The Dollar will likely begin to weaken again as liquidity begins to flow. Tariff negiotiations will have largely been completed, removing uncertainty
Ongoing bill issuance increases, adding more liquidity via bank balance sheets and money market funds (and stable coins).
Ongoing rate cuts (we will have economic weakness from the shutdown that will add to the evidence that rates need to come lower but no, there is no recession)..
SLR changes free up more of the banks balance sheets allowing for credit expansion.
The CLARITY ACT will get passed, giving the crypto regs so deserately needed for large scale adoption by banks, asset managers and businesses overall.
The Big Beautiful Bill then kicks in to goose the economy into the midterms. The entire system is now being geared toward a strong economy and strong market in 2026 for these elections.
China will continue to expand its balance sheet. Japan will work to strenghten the Yen, and also fiscally stimulate.
The ISM will rise as rates fall and tarrif uncertainty drops away.
You just need to get through the Window of Pain and The Liquidity Flood lies ahead.
Always remember the Dont Fuck This Up rules...and wait out the volatility.

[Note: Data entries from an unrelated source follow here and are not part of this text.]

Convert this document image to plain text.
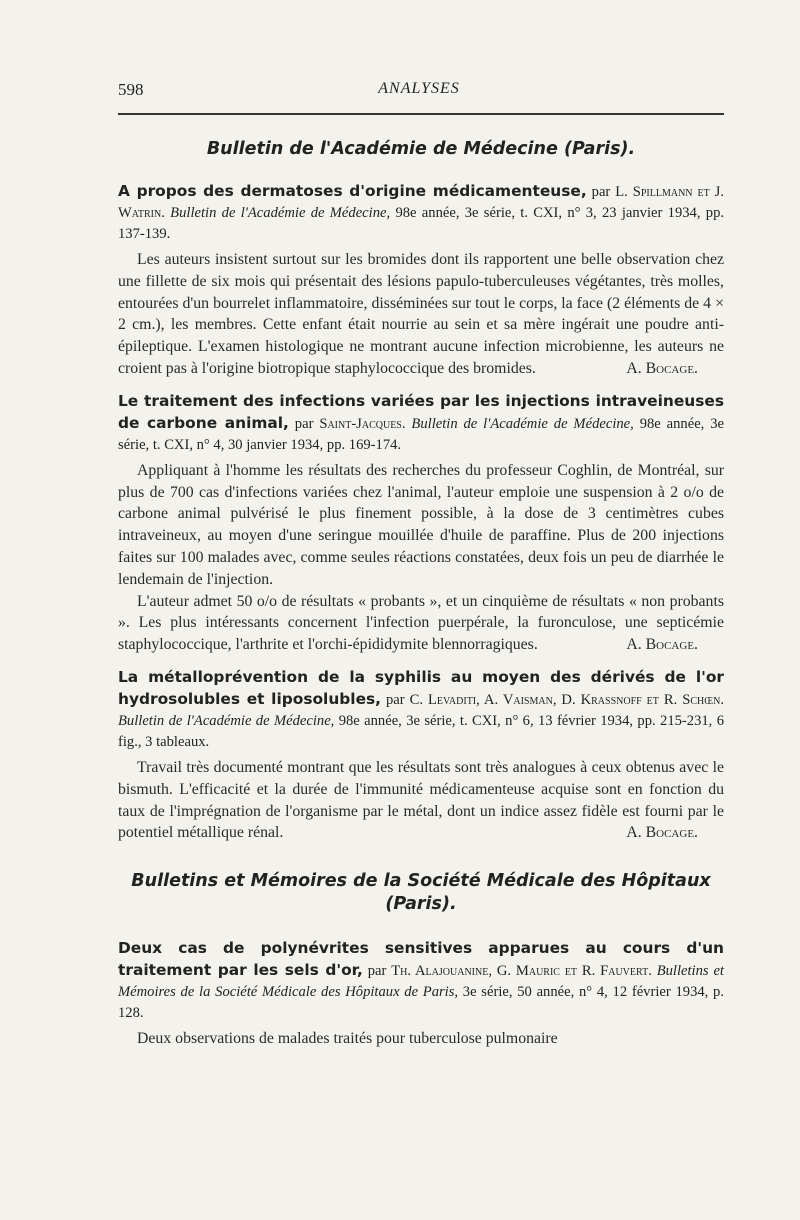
598	ANALYSES
Bulletin de l'Académie de Médecine (Paris).

A propos des dermatoses d'origine médicamenteuse, par L. Spillmann et J. Watrin. Bulletin de l'Académie de Médecine, 98e année, 3e série, t. CXI, n° 3, 23 janvier 1934, pp. 137-139.

Les auteurs insistent surtout sur les bromides dont ils rapportent une belle observation chez une fillette de six mois qui présentait des lésions papulo-tuberculeuses végétantes, très molles, entourées d'un bourrelet inflammatoire, disséminées sur tout le corps, la face (2 éléments de 4 × 2 cm.), les membres. Cette enfant était nourrie au sein et sa mère ingérait une poudre anti-épileptique. L'examen histologique ne montrant aucune infection microbienne, les auteurs ne croient pas à l'origine biotropique staphylococcique des bromides.	A. Bocage.

Le traitement des infections variées par les injections intraveineuses de carbone animal, par Saint-Jacques. Bulletin de l'Académie de Médecine, 98e année, 3e série, t. CXI, n° 4, 30 janvier 1934, pp. 169-174.

Appliquant à l'homme les résultats des recherches du professeur Coghlin, de Montréal, sur plus de 700 cas d'infections variées chez l'animal, l'auteur emploie une suspension à 2 o/o de carbone animal pulvérisé le plus finement possible, à la dose de 3 centimètres cubes intraveineux, au moyen d'une seringue mouillée d'huile de paraffine. Plus de 200 injections faites sur 100 malades avec, comme seules réactions constatées, deux fois un peu de diarrhée le lendemain de l'injection.

L'auteur admet 50 o/o de résultats « probants », et un cinquième de résultats « non probants ». Les plus intéressants concernent l'infection puerpérale, la furonculose, une septicémie staphylococcique, l'arthrite et l'orchi-épididymite blennorragiques.	A. Bocage.

La métalloprévention de la syphilis au moyen des dérivés de l'or hydrosolubles et liposolubles, par C. Levaditi, A. Vaisman, D. Krassnoff et R. Schœn. Bulletin de l'Académie de Médecine, 98e année, 3e série, t. CXI, n° 6, 13 février 1934, pp. 215-231, 6 fig., 3 tableaux.

Travail très documenté montrant que les résultats sont très analogues à ceux obtenus avec le bismuth. L'efficacité et la durée de l'immunité médicamenteuse acquise sont en fonction du taux de l'imprégnation de l'organisme par le métal, dont un indice assez fidèle est fourni par le potentiel métallique rénal.	A. Bocage.

Bulletins et Mémoires de la Société Médicale des Hôpitaux (Paris).

Deux cas de polynévrites sensitives apparues au cours d'un traitement par les sels d'or, par Th. Alajouanine, G. Mauric et R. Fauvert. Bulletins et Mémoires de la Société Médicale des Hôpitaux de Paris, 3e série, 50 année, n° 4, 12 février 1934, p. 128.

Deux observations de malades traités pour tuberculose pulmonaire
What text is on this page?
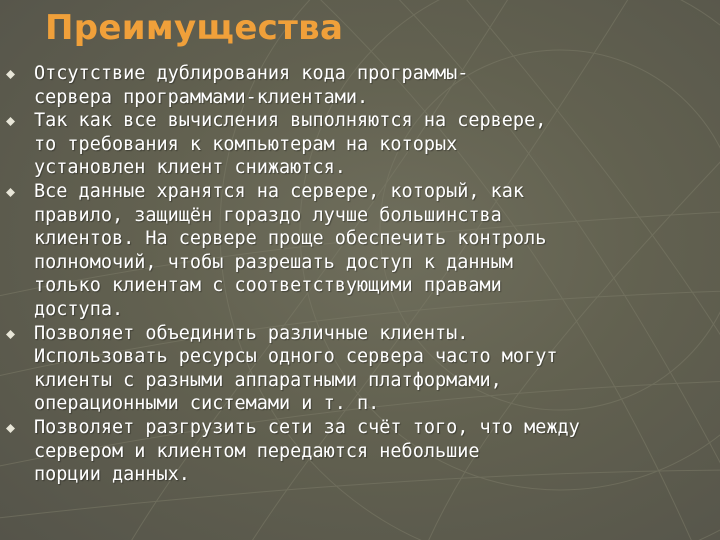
Преимущества
Отсутствие дублирования кода программы-
сервера программами-клиентами.
Так как все вычисления выполняются на сервере,
то требования к компьютерам на которых
установлен клиент снижаются.
Все данные хранятся на сервере, который, как
правило, защищён гораздо лучше большинства
клиентов. На сервере проще обеспечить контроль
полномочий, чтобы разрешать доступ к данным
только клиентам с соответствующими правами
доступа.
Позволяет объединить различные клиенты.
Использовать ресурсы одного сервера часто могут
клиенты с разными аппаратными платформами,
операционными системами и т. п.
Позволяет разгрузить сети за счёт того, что между
сервером и клиентом передаются небольшие
порции данных.
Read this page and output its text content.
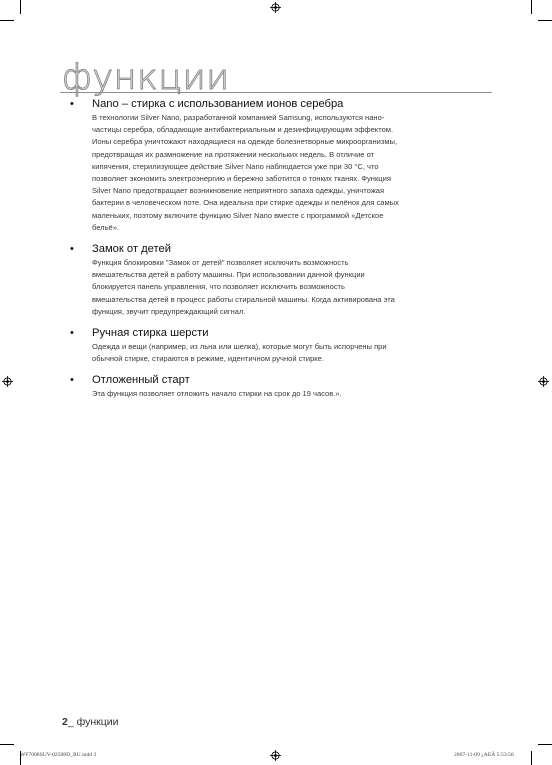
функции
• Nano – стирка с использованием ионов серебра
В технологии Silver Nano, разработанной компанией Samsung, используются нано-
частицы серебра, обладающие антибактериальным и дезинфицирующим эффектом.
Ионы серебра уничтожают находящиеся на одежде болезнетворные микроорганизмы,
предотвращая их размножение на протяжении нескольких недель. В отличие от
кипячения, стерилизующее действие Silver Nano наблюдается уже при 30 °C, что
позволяет экономить электроэнергию и бережно заботится о тонких тканях. Функция
Silver Nano предотвращает возникновение неприятного запаха одежды, уничтожая
бактерии в человеческом поте. Она идеальна при стирке одежды и пелёнок для самых
маленьких, поэтому включите функцию Silver Nano вместе с программой «Детское
бельё».
• Замок от детей
Функция блокировки "Замок от детей" позволяет исключить возможность
вмешательства детей в работу машины. При использовании данной функции
блокируется панель управления, что позволяет исключить возможность
вмешательства детей в процесс работы стиральной машины. Когда активирована эта
функция, звучит предупреждающий сигнал.
• Ручная стирка шерсти
Одежда и вещи (например, из льна или шелка), которые могут быть испорчены при
обычной стирке, стираются в режиме, идентичном ручной стирке.
• Отложенный старт
Эта функция позволяет отложить начало стирки на срок до 19 часов.».
2_ функции
WF7008SUV-02508D_RU.indd 2	2007-11-09 ¿AEÄ 5:53:56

Drawdowns like this are common place in bull markets and their job is to test your faith.
BTFD if you can.
td:dr - When this number goes up, all number go up.

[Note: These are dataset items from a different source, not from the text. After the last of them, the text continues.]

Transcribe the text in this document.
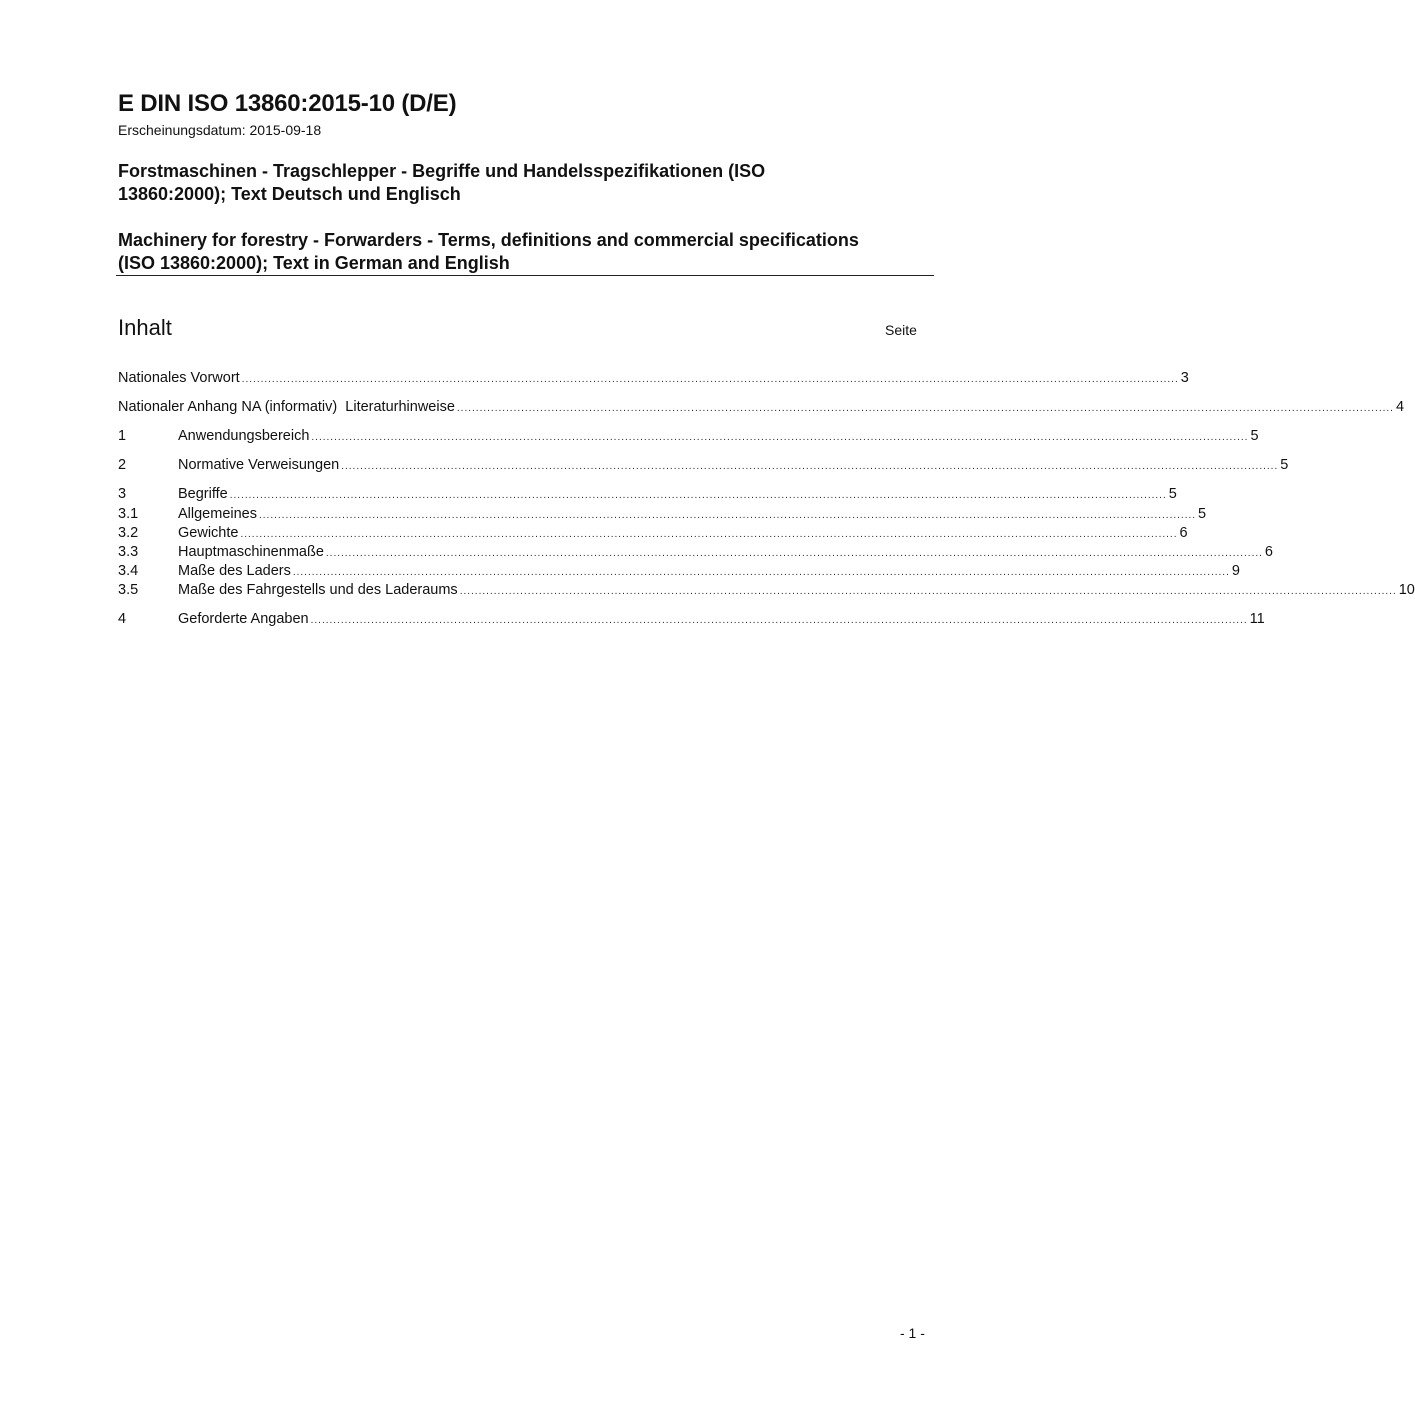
E DIN ISO 13860:2015-10 (D/E)
Erscheinungsdatum: 2015-09-18
Forstmaschinen - Tragschlepper - Begriffe und Handelsspezifikationen (ISO 13860:2000); Text Deutsch und Englisch
Machinery for forestry - Forwarders - Terms, definitions and commercial specifications (ISO 13860:2000); Text in German and English
Inhalt	Seite
Nationales Vorwort ........................................................................................................................................................................................................................................................ 3
Nationaler Anhang NA (informativ)  Literaturhinweise ........................................................................................................................................................................................................................................................ 4
1	Anwendungsbereich ........................................................................................................................................................................................................................................................ 5
2	Normative Verweisungen ........................................................................................................................................................................................................................................................ 5
3	Begriffe ........................................................................................................................................................................................................................................................ 5
3.1	Allgemeines ........................................................................................................................................................................................................................................................ 5
3.2	Gewichte ........................................................................................................................................................................................................................................................ 6
3.3	Hauptmaschinenmaße ........................................................................................................................................................................................................................................................ 6
3.4	Maße des Laders ........................................................................................................................................................................................................................................................ 9
3.5	Maße des Fahrgestells und des Laderaums ........................................................................................................................................................................................................................................................ 10
4	Geforderte Angaben ........................................................................................................................................................................................................................................................ 11
- 1 -
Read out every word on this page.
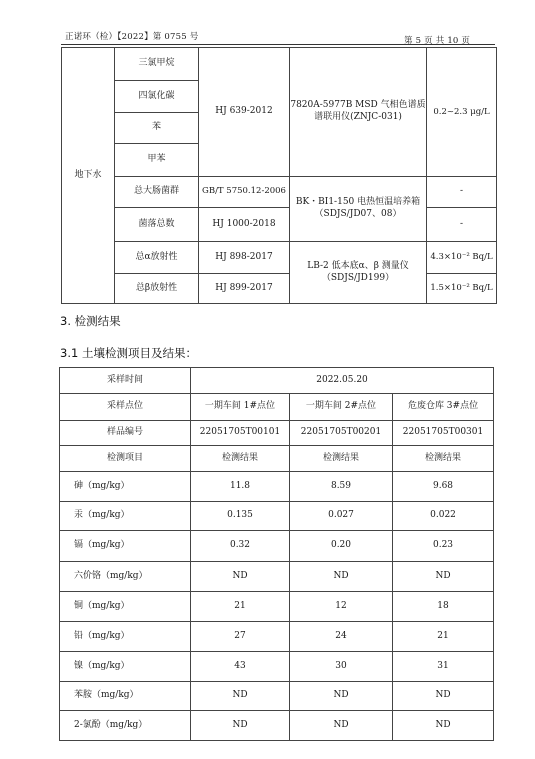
正诺环（检）【2022】第 0755 号	第 5 页 共 10 页
地下水	三氯甲烷	HJ 639-2012	7820A-5977B MSD 气相色谱质谱联用仪(ZNJC-031)	0.2~2.3 μg/L
	四氯化碳			
	苯			
	甲苯			
	总大肠菌群	GB/T 5750.12-2006	BK・BI1-150 电热恒温培养箱（SDJS/JD07、08）	-
	菌落总数	HJ 1000-2018		-
	总α放射性	HJ 898-2017	LB-2 低本底α、β 测量仪（SDJS/JD199）	4.3×10⁻² Bq/L
	总β放射性	HJ 899-2017		1.5×10⁻² Bq/L
3. 检测结果
3.1 土壤检测项目及结果：
采样时间	2022.05.20		
采样点位	一期车间 1#点位	一期车间 2#点位	危废仓库 3#点位
样品编号	22051705T00101	22051705T00201	22051705T00301
检测项目	检测结果	检测结果	检测结果
砷（mg/kg）	11.8	8.59	9.68
汞（mg/kg）	0.135	0.027	0.022
镉（mg/kg）	0.32	0.20	0.23
六价铬（mg/kg）	ND	ND	ND
铜（mg/kg）	21	12	18
铅（mg/kg）	27	24	21
镍（mg/kg）	43	30	31
苯胺（mg/kg）	ND	ND	ND
2-氯酚（mg/kg）	ND	ND	ND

The Solana setup looks crazy right now.
Here's why:
17 treasury firms now hold 17.1M $SOL (nearly 3% of supply).
Forward Industries raised $1.65B to buy $SOL and deploy into Solana DeFi ecosystem.

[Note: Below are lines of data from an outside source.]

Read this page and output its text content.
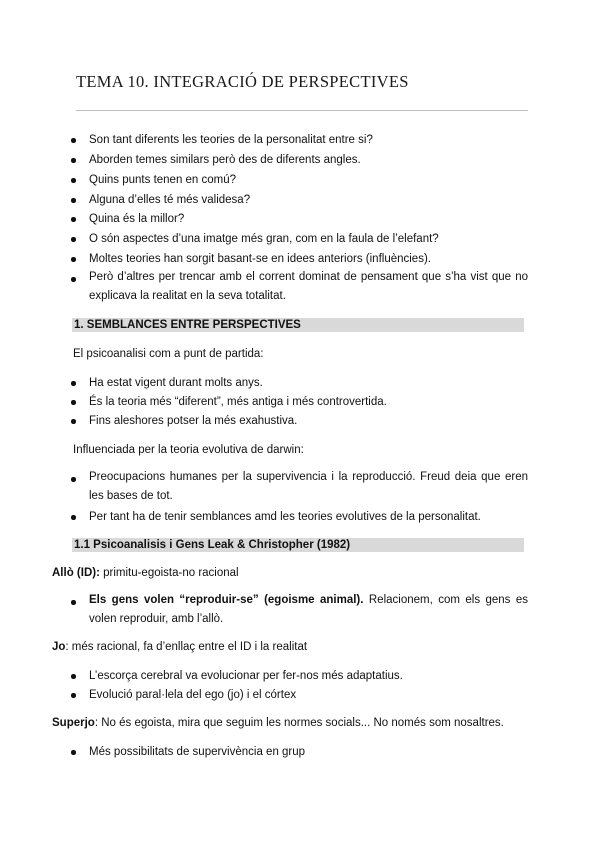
TEMA 10. INTEGRACIÓ DE PERSPECTIVES
Son tant diferents les teories de la personalitat entre si?
Aborden temes similars però des de diferents angles.
Quins punts tenen en comú?
Alguna d’elles té més validesa?
Quina és la millor?
O són aspectes d’una imatge més gran, com en la faula de l’elefant?
Moltes teories han sorgit basant-se en idees anteriors (influències).
Però d’altres per trencar amb el corrent dominat de pensament que s’ha vist que no explicava la realitat en la seva totalitat.
1. SEMBLANCES ENTRE PERSPECTIVES
El psicoanalisi com a punt de partida:
Ha estat vigent durant molts anys.
És la teoria més “diferent”, més antiga i més controvertida.
Fins aleshores potser la més exahustiva.
Influenciada per la teoria evolutiva de darwin:
Preocupacions humanes per la supervivencia i la reproducció. Freud deia que eren les bases de tot.
Per tant ha de tenir semblances amd les teories evolutives de la personalitat.
1.1 Psicoanalisis i Gens Leak & Christopher (1982)
Allò (ID): primitu-egoista-no racional
Els gens volen “reproduir-se” (egoisme animal). Relacionem, com els gens es volen reproduir, amb l’allò.
Jo: més racional, fa d’enllaç entre el ID i la realitat
L’escorça cerebral va evolucionar per fer-nos més adaptatius.
Evolució paral·lela del ego (jo) i el córtex
Superjo: No és egoista, mira que seguim les normes socials... No només som nosaltres.
Més possibilitats de supervivència en grup
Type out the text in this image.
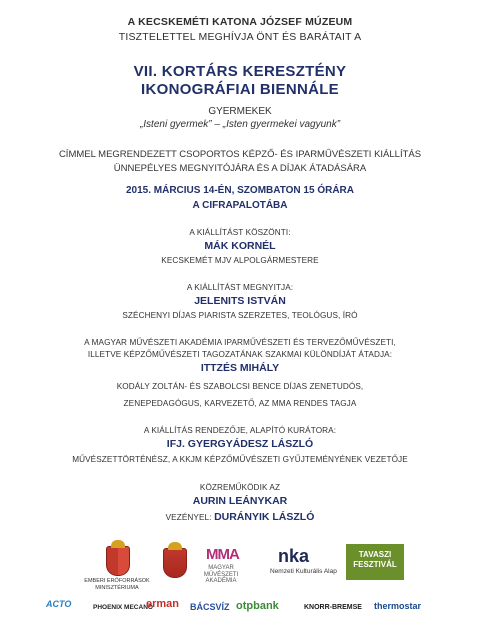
A KECSKEMÉTI KATONA JÓZSEF MÚZEUM
TISZTELETTEL MEGHÍVJA ÖNT ÉS BARÁTAIT A
VII. KORTÁRS KERESZTÉNY
IKONOGRÁFIAI BIENNÁLE
GYERMEKEK
„Isteni gyermek” – „Isten gyermekei vagyunk”
CÍMMEL MEGRENDEZETT CSOPORTOS KÉPZŐ- ÉS IPARMŰVÉSZETI KIÁLLÍTÁS
ÜNNEPÉLYES MEGNYITÓJÁRA ÉS A DÍJAK ÁTADÁSÁRA
2015. MÁRCIUS 14-ÉN, SZOMBATON 15 ÓRÁRA
A CIFRAPALOTÁBA
A KIÁLLÍTÁST KÖSZÖNTI:
MÁK KORNÉL
KECSKEMÉT MJV ALPOLGÁRMESTERE
A KIÁLLÍTÁST MEGNYITJA:
JELENITS ISTVÁN
SZÉCHENYI DÍJAS PIARISTA SZERZETES, TEOLÓGUS, ÍRÓ
A MAGYAR MŰVÉSZETI AKADÉMIA IPARMŰVÉSZETI ÉS TERVEZŐMŰVÉSZETI,
ILLETVE KÉPZŐMŰVÉSZETI TAGOZATÁNAK SZAKMAI KÜLÖNDÍJÁT ÁTADJA:
ITTZÉS MIHÁLY
KODÁLY ZOLTÁN- ÉS SZABOLCSI BENCE DÍJAS ZENETUDÓS,
ZENEPEDAGÓGUS, KARVEZETŐ, AZ MMA RENDES TAGJA
A KIÁLLÍTÁS RENDEZŐJE, ALAPÍTÓ KURÁTORA:
IFJ. GYERGYÁDESZ LÁSZLÓ
MŰVÉSZETTÖRTÉNÉSZ, A KKJM KÉPZŐMŰVÉSZETI GYŰJTEMÉNYÉNEK VEZETŐJE
KÖZREMŰKÖDIK AZ
AURIN LEÁNYKAR
VEZÉNYEL: DURÁNYIK LÁSZLÓ
EMBERI ERŐFORRÁSOK
MINISZTÉRIUMA
MMA
MAGYAR
MŰVÉSZETI
AKADÉMIA
nka
Nemzeti Kulturális Alap
TAVASZI
FESZTIVÁL
ACTO	PHOENIX MECANO
erman BÁCSVÍZ otpbank	KNORR-BREMSE thermostar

Galaxy has scooped up $1.55B worth of SOL in 5 days.
Stablecoin inflows on Solana are exploding.
All this activity suggests $SOL has plenty more to come in terms of price action.
Once it breaks $250, the longer-term target can be new ATHs above $294.
Here's a guide on how to spot Chinese-owned VPNs from @tomsguide.
TLDR: If you've never heard of them and they're called something along the lines of "VPN Fast Proxy", "Turbo VPN", "Thunder VPN", etc... it's most likely compromised.
https://t.co/XkeTmkBmy3
the goal with #crypto investing should not be to make billions. Or even hundreds (or tens) of millions. What are you going to do with that kind of money? That's just silly.
No, the goal is (or should be) just enough to allow freedom. Complete control over your time, independent of financial considerations.
For some ppl, as little as 200k could provide that.
#perspective #KeepItReal
No paper BTC conspiracies are required. The price has stalled because a number of whales have hit their magic number and are unloading. This is healthy - their supply is finite and their selling is required for the full monetization of Bitcoin.
Massive blocks of supply, with enormous purchasing power, are being distributed into the population.
This cycle is one of the greatest monetization events in history.